Let me describe the scene. As you pull the loose wool off, you get your first glance of this mobile maggot colony. What remains of the skin is a weeping mess bearing a close resemblance to swiss cheese. Now with the dagging shears, start cutting back the wool towards the maggot frontline. You have hit paydirt when you start cutting through black/green rotting wool. And then the smell hits you. Fermented rotting wool and flesh, fed by the weeping blood and often a side serve of pus.
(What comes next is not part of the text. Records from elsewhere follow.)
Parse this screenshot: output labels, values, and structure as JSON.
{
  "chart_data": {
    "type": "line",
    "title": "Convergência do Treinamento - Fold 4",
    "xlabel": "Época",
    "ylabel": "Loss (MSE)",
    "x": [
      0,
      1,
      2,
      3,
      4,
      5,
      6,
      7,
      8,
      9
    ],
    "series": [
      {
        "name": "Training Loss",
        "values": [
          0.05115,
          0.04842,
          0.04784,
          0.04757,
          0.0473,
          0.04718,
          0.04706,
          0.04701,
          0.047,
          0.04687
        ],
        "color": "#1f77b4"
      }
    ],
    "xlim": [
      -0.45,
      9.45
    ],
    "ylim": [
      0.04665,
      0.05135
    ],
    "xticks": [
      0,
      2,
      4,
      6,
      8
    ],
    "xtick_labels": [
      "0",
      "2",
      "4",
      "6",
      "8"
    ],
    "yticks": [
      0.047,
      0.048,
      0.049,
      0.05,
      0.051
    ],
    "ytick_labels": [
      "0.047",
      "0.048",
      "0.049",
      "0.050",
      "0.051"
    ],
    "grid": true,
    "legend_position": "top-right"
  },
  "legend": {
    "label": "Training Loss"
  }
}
Throughout the skin/pulp mixture is a seething sea of wriggling maggots, boring their way into the skin, feeding on both rotting and living tissue. The sight, combined with the stench, can pretty well guarantee a good dry retch, if not total loss of breakfast.

Continue to trim the wool back past the maggots to the good skin. Now savour this moment - look at the shears. The blades are coated with about every vile fluid you could imagine, fragments of decayed flesh and wool, PLUS numerous maggots neatly sliced in two. If you still had your breakfast, say good bye to it now.

Your task is nearly complete. With the affected wool removed (and it can be half the animal in a good case) the freshly exposed soggy mess begins to congeal in the sun. A liberal dose of "strike" powder and the stupid animal is released.

Remember not to clean up the dagging shears though. Its always much more fun to let someone else find them, complete with dried maggot carcases, a week or two later.